If you think about it, it’s really the other way around: If your morality would be based solely on God having commanded it (leaving aside the issue of how we know if there is a God and what his commands are), then it would NOT be a moral law and our duty at all. Just like when the government demands or forbids certain actions, that has nothing to do with morality. God would simply be some heavenly dictator, giving commands as he sees fit. Why would it be our DUTY to do what God wants? Why would doing it be good, not doing it evil? I see why you’d want to do it out of self-interest, so as not to go to hell. But when you keep the state’s laws so as not to go to prison, that has nothing to do with moral duty either. And you couldn’t accuse someone not following God of being evil, you could just accuse him of being stupid, because he gets himself into hell. Also, God could change what’s good or evil on a whim in that case. Today he could forbid murder, tomorrow he could allow it. And saying God is good would lose all meaning, if there is no such thing as “good”, except for what God decides to call good. “Good” would then mean “whatever God wants”, so of course he’d always be good, even if he commanded mass murder.
This is the whole point of Kant’s moral philosophy: Whenever you have a principle of heteronomy, i. e. a moral law outside of you, whether you try to ground it in God or in moral sense or in culture or whatever, there is no reason why following it would be good or not following it would be evil, at best you could argue that following it would be beneficial for you.

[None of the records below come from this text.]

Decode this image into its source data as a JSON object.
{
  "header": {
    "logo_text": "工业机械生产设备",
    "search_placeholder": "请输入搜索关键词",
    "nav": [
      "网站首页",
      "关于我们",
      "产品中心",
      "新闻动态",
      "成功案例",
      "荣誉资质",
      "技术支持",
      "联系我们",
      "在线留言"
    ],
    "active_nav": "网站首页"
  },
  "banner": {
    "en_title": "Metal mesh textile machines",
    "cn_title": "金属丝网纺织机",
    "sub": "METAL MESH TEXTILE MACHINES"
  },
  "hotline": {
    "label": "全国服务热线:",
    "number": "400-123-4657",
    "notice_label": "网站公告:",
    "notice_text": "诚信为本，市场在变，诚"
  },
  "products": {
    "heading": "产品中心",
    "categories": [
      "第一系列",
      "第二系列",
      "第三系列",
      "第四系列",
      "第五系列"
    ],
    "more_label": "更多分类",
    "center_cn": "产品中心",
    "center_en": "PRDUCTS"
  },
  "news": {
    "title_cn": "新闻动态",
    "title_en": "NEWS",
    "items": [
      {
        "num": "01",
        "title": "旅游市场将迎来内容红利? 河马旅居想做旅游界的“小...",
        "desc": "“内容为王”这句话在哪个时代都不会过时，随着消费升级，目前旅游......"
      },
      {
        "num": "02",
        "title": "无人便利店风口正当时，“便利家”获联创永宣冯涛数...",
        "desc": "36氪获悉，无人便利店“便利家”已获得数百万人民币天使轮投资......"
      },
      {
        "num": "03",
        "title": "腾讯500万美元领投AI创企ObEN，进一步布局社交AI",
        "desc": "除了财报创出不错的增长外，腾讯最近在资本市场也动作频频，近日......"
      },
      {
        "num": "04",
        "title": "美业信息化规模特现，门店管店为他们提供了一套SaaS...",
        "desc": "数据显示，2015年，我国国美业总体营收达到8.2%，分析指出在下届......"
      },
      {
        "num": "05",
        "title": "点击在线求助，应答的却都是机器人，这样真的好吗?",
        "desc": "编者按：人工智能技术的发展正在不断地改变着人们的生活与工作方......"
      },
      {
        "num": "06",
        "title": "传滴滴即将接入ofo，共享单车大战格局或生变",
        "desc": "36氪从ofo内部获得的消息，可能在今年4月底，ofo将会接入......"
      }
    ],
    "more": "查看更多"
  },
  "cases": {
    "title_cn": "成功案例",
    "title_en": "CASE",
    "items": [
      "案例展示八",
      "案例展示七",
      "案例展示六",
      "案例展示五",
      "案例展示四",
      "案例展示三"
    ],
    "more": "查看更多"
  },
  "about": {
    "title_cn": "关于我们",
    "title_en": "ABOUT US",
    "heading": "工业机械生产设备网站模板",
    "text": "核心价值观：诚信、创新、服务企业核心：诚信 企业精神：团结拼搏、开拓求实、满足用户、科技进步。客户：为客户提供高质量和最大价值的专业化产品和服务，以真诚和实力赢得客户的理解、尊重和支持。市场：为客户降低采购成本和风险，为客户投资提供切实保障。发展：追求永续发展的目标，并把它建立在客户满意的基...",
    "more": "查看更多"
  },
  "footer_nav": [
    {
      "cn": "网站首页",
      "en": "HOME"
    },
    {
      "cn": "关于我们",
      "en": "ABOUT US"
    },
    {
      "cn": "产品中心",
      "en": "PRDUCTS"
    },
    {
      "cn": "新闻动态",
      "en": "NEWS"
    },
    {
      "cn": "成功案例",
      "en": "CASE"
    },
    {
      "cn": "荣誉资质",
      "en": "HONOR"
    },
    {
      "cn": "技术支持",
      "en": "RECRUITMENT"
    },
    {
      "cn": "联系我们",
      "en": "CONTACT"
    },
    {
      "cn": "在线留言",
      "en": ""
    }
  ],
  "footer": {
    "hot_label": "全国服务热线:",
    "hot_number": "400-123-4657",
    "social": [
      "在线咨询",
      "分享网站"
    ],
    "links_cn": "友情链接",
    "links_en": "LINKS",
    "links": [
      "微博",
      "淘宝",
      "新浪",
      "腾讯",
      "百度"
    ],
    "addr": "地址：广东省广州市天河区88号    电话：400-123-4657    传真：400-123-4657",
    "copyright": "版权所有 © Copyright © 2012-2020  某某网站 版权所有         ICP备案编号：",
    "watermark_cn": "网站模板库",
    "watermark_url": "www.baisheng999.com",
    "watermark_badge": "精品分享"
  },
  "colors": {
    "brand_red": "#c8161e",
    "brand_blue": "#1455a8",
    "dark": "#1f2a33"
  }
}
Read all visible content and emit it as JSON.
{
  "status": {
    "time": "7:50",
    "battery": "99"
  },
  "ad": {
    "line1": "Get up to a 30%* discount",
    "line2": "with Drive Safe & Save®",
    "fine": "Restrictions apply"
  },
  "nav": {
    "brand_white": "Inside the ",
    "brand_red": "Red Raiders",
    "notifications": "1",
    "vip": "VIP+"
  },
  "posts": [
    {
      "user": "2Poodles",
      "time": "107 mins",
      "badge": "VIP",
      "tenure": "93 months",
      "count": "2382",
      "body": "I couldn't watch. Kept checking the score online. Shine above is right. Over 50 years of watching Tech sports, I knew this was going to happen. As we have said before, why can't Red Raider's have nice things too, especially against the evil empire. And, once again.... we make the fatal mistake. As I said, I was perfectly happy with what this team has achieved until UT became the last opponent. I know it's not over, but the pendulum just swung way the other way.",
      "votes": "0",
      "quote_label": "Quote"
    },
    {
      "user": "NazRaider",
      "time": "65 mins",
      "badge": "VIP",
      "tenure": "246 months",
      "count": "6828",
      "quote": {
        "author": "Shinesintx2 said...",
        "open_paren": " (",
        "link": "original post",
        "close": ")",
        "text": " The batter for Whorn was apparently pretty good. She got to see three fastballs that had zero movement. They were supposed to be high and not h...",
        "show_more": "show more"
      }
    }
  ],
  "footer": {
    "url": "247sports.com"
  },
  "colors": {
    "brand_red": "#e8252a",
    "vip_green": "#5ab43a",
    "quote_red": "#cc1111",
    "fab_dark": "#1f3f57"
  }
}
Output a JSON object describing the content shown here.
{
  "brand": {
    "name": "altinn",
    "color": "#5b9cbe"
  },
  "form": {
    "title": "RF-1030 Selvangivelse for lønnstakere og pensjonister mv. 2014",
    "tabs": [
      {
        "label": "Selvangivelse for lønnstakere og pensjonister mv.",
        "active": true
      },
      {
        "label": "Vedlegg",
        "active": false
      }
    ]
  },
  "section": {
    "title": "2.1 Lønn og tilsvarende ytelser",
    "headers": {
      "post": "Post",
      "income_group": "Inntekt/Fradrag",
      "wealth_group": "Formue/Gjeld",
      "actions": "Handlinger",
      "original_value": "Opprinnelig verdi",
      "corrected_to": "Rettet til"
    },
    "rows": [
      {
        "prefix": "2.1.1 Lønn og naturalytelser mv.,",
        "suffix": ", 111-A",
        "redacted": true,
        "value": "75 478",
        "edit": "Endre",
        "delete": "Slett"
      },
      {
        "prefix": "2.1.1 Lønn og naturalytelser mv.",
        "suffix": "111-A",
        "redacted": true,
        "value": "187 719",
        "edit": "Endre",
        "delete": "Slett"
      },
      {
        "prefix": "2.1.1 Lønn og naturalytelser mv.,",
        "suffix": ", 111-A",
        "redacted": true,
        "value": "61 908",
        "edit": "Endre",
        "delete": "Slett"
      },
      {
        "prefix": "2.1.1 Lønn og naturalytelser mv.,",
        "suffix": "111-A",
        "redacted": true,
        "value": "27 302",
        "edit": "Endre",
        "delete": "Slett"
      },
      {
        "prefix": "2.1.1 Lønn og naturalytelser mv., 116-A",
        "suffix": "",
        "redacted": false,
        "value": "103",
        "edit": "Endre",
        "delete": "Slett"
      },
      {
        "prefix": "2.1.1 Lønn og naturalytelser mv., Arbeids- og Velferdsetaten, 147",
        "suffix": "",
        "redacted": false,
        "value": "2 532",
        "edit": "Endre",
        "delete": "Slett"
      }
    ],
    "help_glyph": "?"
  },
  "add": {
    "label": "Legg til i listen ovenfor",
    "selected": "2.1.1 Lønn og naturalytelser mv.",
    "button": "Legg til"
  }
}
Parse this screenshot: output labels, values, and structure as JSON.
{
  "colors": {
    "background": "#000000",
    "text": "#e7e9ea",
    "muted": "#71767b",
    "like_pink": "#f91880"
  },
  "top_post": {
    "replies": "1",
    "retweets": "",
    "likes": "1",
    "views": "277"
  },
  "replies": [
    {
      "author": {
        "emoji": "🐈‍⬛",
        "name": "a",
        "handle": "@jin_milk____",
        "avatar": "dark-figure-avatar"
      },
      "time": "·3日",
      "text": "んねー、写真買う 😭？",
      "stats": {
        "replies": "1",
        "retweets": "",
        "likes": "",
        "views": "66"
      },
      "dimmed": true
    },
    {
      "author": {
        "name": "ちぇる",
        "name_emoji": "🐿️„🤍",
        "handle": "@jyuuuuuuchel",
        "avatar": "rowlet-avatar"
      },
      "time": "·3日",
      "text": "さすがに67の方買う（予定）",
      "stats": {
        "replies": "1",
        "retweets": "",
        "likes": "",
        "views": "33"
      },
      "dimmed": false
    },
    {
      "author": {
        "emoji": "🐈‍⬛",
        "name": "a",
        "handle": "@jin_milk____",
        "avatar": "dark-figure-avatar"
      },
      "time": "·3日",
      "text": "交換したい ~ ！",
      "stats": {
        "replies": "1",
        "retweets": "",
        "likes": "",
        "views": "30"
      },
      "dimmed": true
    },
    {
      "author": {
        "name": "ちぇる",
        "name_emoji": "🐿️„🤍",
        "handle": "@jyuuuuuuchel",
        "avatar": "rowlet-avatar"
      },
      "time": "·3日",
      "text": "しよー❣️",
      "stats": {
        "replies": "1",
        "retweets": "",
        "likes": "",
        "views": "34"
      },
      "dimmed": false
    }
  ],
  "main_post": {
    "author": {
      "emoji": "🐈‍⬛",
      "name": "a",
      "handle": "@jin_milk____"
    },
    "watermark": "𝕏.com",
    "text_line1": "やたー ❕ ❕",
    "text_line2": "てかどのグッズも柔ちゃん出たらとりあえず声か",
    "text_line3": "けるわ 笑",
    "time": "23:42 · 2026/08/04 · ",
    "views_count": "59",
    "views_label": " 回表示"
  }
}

Kant revolutionized practical philosophy by pointing out morality is based on autonomy: We as rational beings are free, we don’t have to just follow a law of nature dictated by our instincts, we can, through reason, give ourselves our own law. That is the only way you get an actual “ought”, an actual moral duty instead of just a “something outside of you wants you to do this and makes promises or threats to convince you”. No, you OUGHT to do this, you, through your own reason, command yourself to do it. That’s also why morality is not about not causing suffering or being nice or any such thing, not directly. It’s about regard for freedom, for autonomy. Murder is not evil because it hurts someone, because that would imply there first being a law saying “you mustn’t hurt anyone”, murder is evil because it takes away completely someone’s autonomy. We ought to act morally simply out of regard for the moral law itself, for the fact that we have the ability to give ourselves a law. That’s the whole point: People usually try to prove some sort of material law, so a law that has some sort of content. That doesn’t work, unless you have a selfish interest in that specific content (i. e. helping someone out of compassion, so ultimately helping yourself because you feel bad for that person). Kant shows the moral law is purely formal, it has no content, it simply says: Act lawful, i. e. act in a manner that makes your actions not contradict and that preserves the ability to act according to your own law, instead of according to nature’s dictates.
That is of course a very brief and over-simplified overview. I suggest getting deeper into Kant’s or Fichte’s moral writings if this truly interests you. Like the Groundworks of the Metaphysics of Morals. I plan giving more extensive lectures on this within this year, but unfortunately I can’t link there yet, as I’m just starting talking about Kant’s theoretical philosophy for now.